2. Wednesday: Write (20–30 minutes)
Many people feel like if they can’t dedicate at least an hour to their writing practice, there’s no point in even trying. But when you have a clear idea of what you’d like to achieve at the level of the scene or chapter (see above), it can be a lot easier to make use of a short burst of time. (If it helps to keep you from overthinking it, set a timer for yourself as a motivator to keep writing forward.)
3. Friday: Revise and Write Forward (30–40 minutes)
Many writers find it easier to revise than to draft, and smoothing back over the last section you wrote can help to create a “runway” for writing more. As you revise, remember: You’re not trying to perfect this section of your story, you’re just trying to make it a little better.
For a writer who’s struggling to dig back into a complete draft of a manuscript and revise, the steps on their stepladder might look different, but within the scope of that big project, each step will still be small. For example:
1. Week One: Full read-through of manuscript with notes and brainstorm
If you find yourself struggling to revise, a good place to start is to print out the full manuscript and do a full read-though of the manuscript as it stands, making a note of the big-picture issues you’re seeing. (Don’t get caught up in the small stuff, though, unless you know the story itself is already sound.) After you’ve gotten a handle on these, brainstorm: What are some fixes you can see for these issues?
2. Week Two: Read through with highlighters and chapter notes
From here, you might go back through the MS and note where the issues you’re seeing show up in the manuscript. If it helps, use a different color of highlighter to track each issue across the manuscript—and as you go, create a list of chapter notes, addressing the things that need to change in each chapter to complete your overall revision.
3. Week Three: Revise Chapter 1
Revise Chapter 1, based on your chapter notes. Remember, you don’t have to “perfect” that chapter—you just need to check off the items in your notes for revising that chapter.

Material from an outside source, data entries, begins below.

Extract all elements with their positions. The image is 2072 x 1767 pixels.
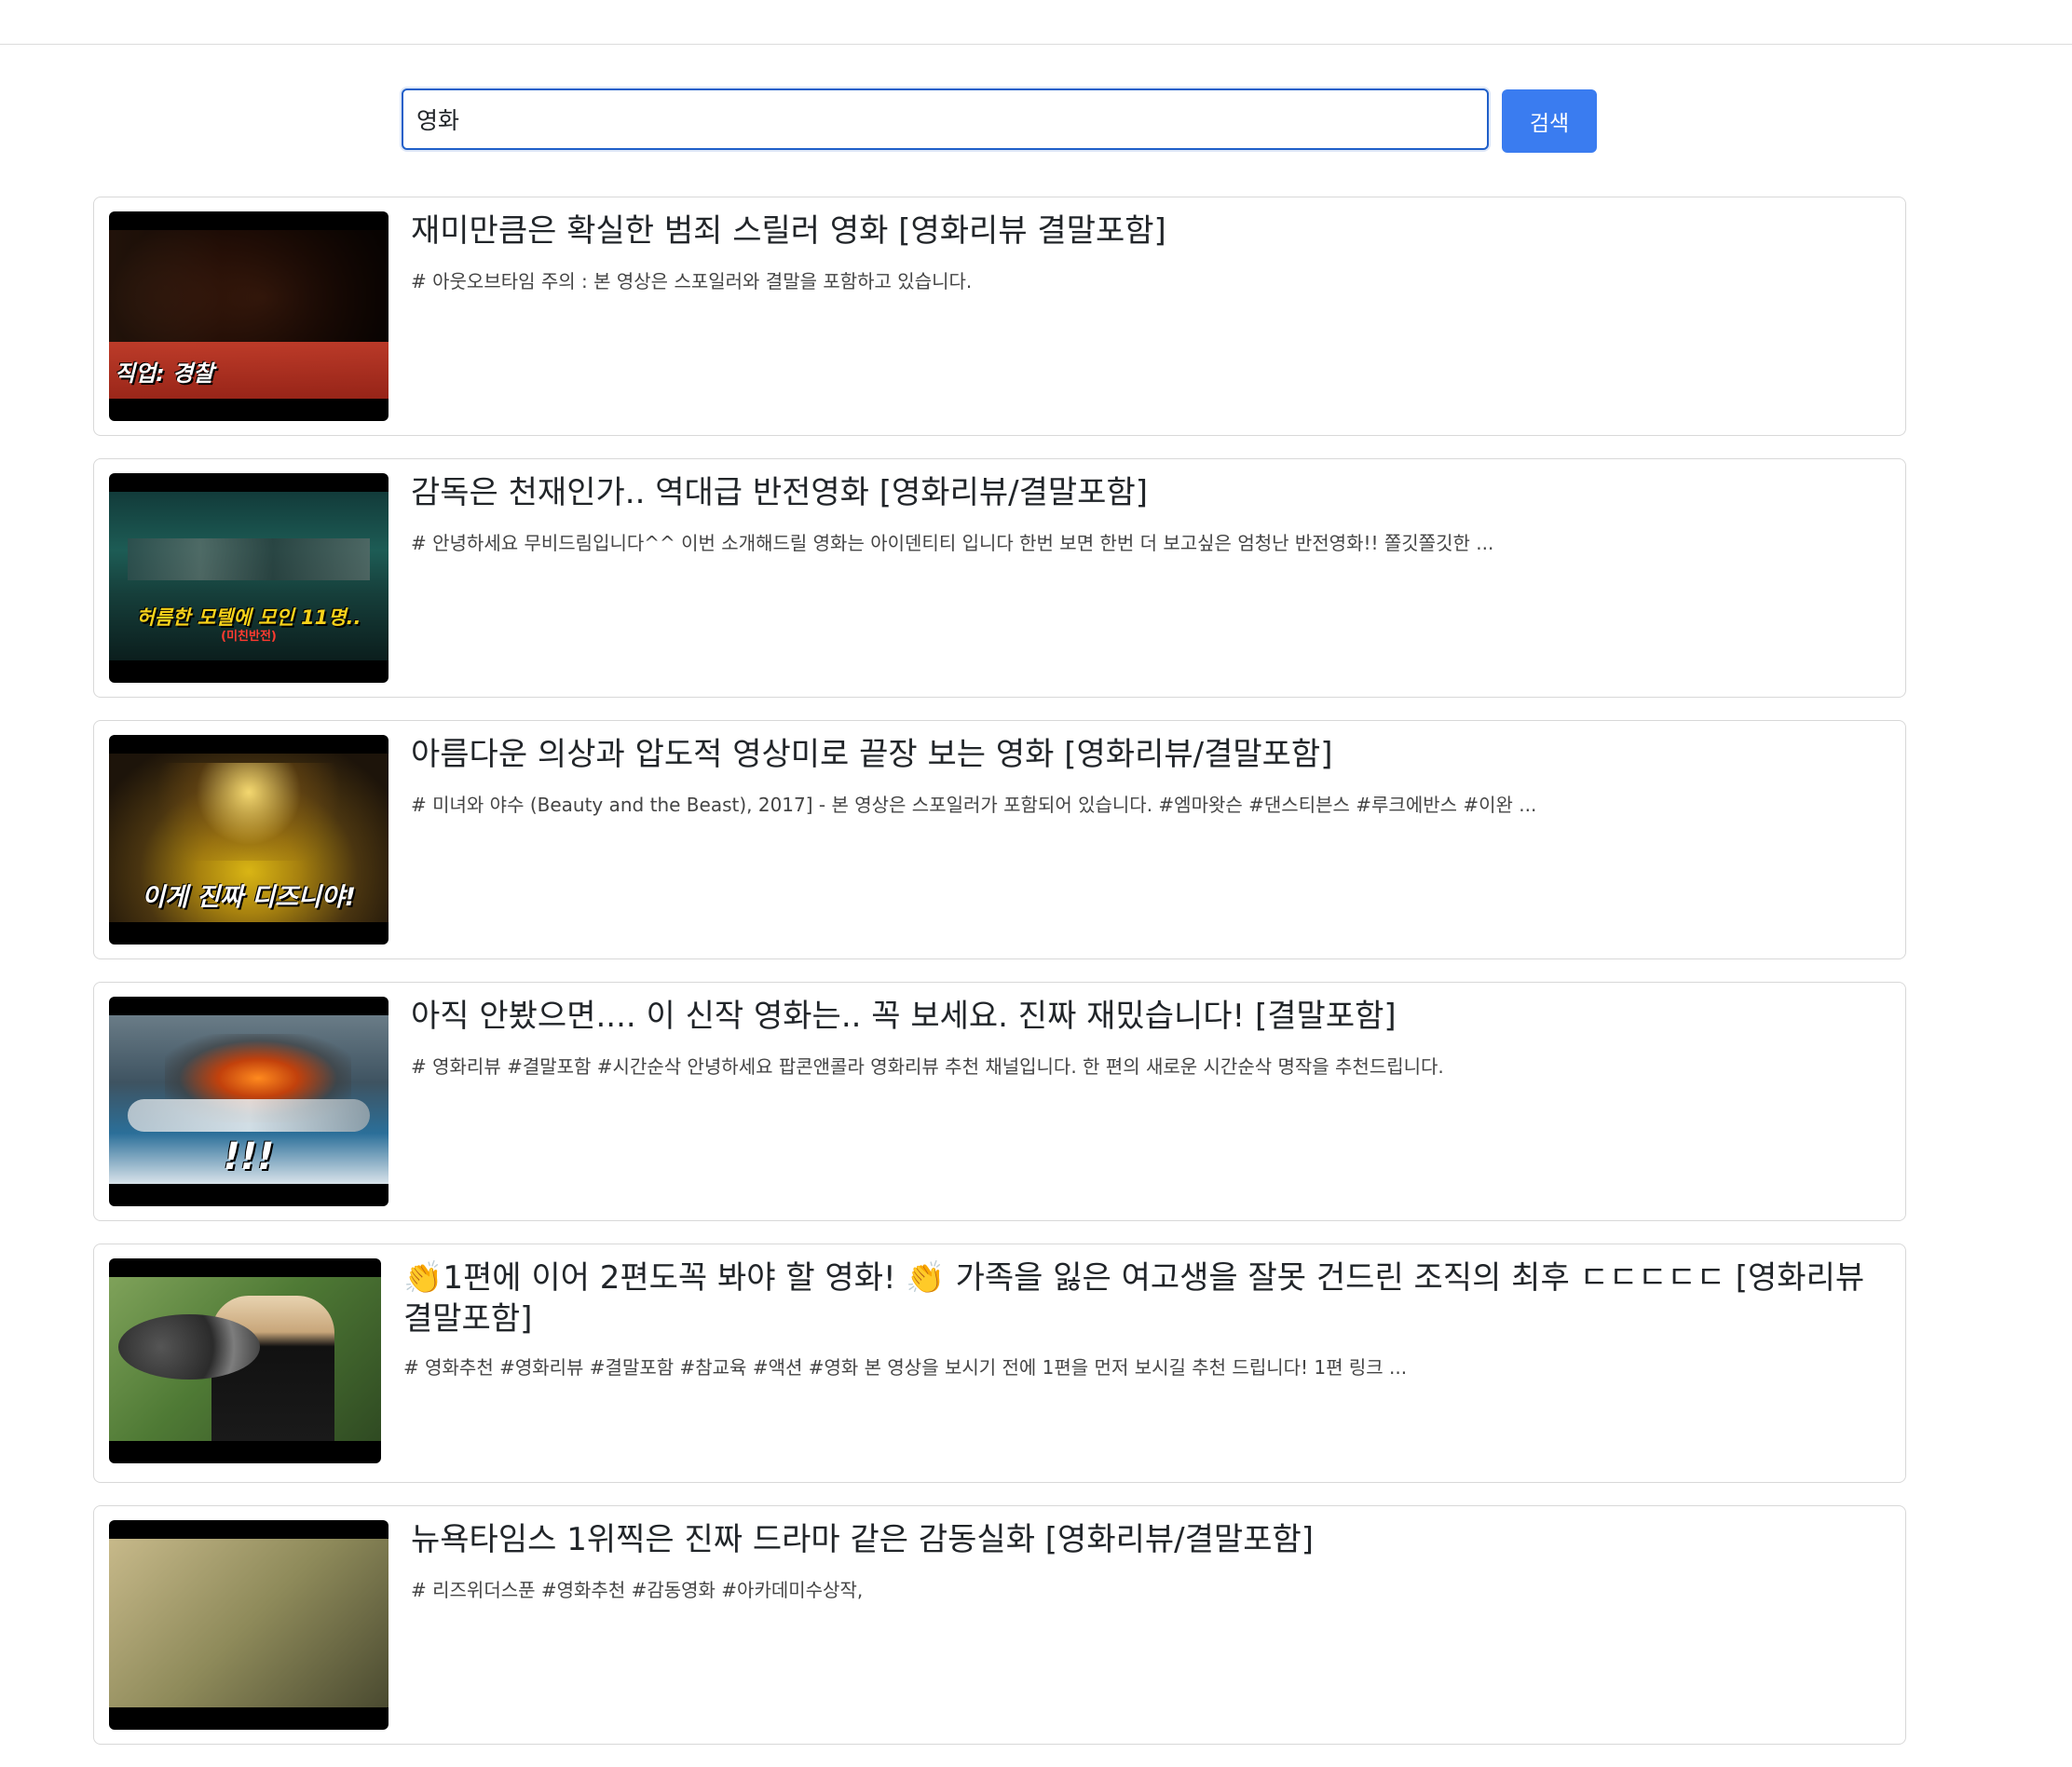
result-title[interactable]: 뉴욕타임스 1위찍은 진짜 드라마 같은 감동실화 [영화리뷰/결말포함]	[411, 1519, 1868, 1560]
result-card[interactable]: !!! 아직 안봤으면.... 이 신작 영화는.. 꼭 보세요. 진짜 재밌습…	[93, 982, 1906, 1221]
video-thumbnail[interactable]: !!!	[109, 997, 388, 1206]
result-card[interactable]: 👏1편에 이어 2편도꼭 봐야 할 영화! 👏 가족을 잃은 여고생을 잘못 건…	[93, 1244, 1906, 1483]
result-card[interactable]: 뉴욕타임스 1위찍은 진짜 드라마 같은 감동실화 [영화리뷰/결말포함] # …	[93, 1505, 1906, 1745]
result-description: # 영화리뷰 #결말포함 #시간순삭 안녕하세요 팝콘앤콜라 영화리뷰 추천 채…	[411, 1055, 1444, 1078]
result-description: # 아웃오브타임 주의 : 본 영상은 스포일러와 결말을 포함하고 있습니다.	[411, 270, 973, 292]
result-description: # 미녀와 야수 (Beauty and the Beast), 2017] -…	[411, 794, 1537, 816]
thumbnail-subcaption: (미친반전)	[221, 630, 277, 644]
result-title[interactable]: 감독은 천재인가.. 역대급 반전영화 [영화리뷰/결말포함]	[411, 472, 1868, 513]
video-thumbnail[interactable]: 직업: 경찰	[109, 211, 388, 421]
video-thumbnail[interactable]	[109, 1258, 381, 1463]
search-input[interactable]	[402, 88, 1489, 150]
thumbnail-caption: !!!	[223, 1135, 275, 1178]
search-form: 검색	[402, 88, 1597, 154]
thumbnail-caption: 이게 진짜 디즈니야!	[142, 883, 356, 912]
result-title[interactable]: 아름다운 의상과 압도적 영상미로 끝장 보는 영화 [영화리뷰/결말포함]	[411, 734, 1868, 775]
result-description: # 안녕하세요 무비드림입니다^^ 이번 소개해드릴 영화는 아이덴티티 입니다…	[411, 532, 1494, 554]
result-card[interactable]: 허름한 모텔에 모인 11명.. (미친반전) 감독은 천재인가.. 역대급 반…	[93, 458, 1906, 698]
video-thumbnail[interactable]: 허름한 모텔에 모인 11명.. (미친반전)	[109, 473, 388, 683]
top-navbar	[0, 0, 2072, 45]
result-description: # 영화추천 #영화리뷰 #결말포함 #참교육 #액션 #영화 본 영상을 보시…	[403, 1356, 1408, 1379]
result-card[interactable]: 직업: 경찰 재미만큼은 확실한 범죄 스릴러 영화 [영화리뷰 결말포함] #…	[93, 197, 1906, 436]
result-title[interactable]: 아직 안봤으면.... 이 신작 영화는.. 꼭 보세요. 진짜 재밌습니다! …	[411, 996, 1868, 1037]
video-thumbnail[interactable]: 이게 진짜 디즈니야!	[109, 735, 388, 945]
search-results-list: 직업: 경찰 재미만큼은 확실한 범죄 스릴러 영화 [영화리뷰 결말포함] #…	[93, 197, 1906, 1767]
search-button[interactable]: 검색	[1502, 89, 1597, 153]
video-thumbnail[interactable]	[109, 1520, 388, 1730]
result-card[interactable]: 이게 진짜 디즈니야! 아름다운 의상과 압도적 영상미로 끝장 보는 영화 […	[93, 720, 1906, 959]
result-title[interactable]: 👏1편에 이어 2편도꼭 봐야 할 영화! 👏 가족을 잃은 여고생을 잘못 건…	[403, 1257, 1868, 1339]
result-title[interactable]: 재미만큼은 확실한 범죄 스릴러 영화 [영화리뷰 결말포함]	[411, 211, 1868, 251]
thumbnail-caption: 직업: 경찰	[115, 360, 214, 387]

Different strategies will work for different writers, and for those at different points in their development: For some, a daily word count goal is a great motivator, while others find it helpful to focus on a time-based one. The key to applying the science around Stepladders is simply to make your first step small enough to feel achievable, and, just as importantly, to celebrate the achievement of those small, short-term goals—because it’s in the process of looking back and realizing that you’ve hit your short-term goals that you’ll build that sense of self-efficacy.
Too often in the rush to achieve our big dreams, we overlook how far we’ve already come. Take the time to celebrate the small steps and the little victories—in time, they really can add up to big ones.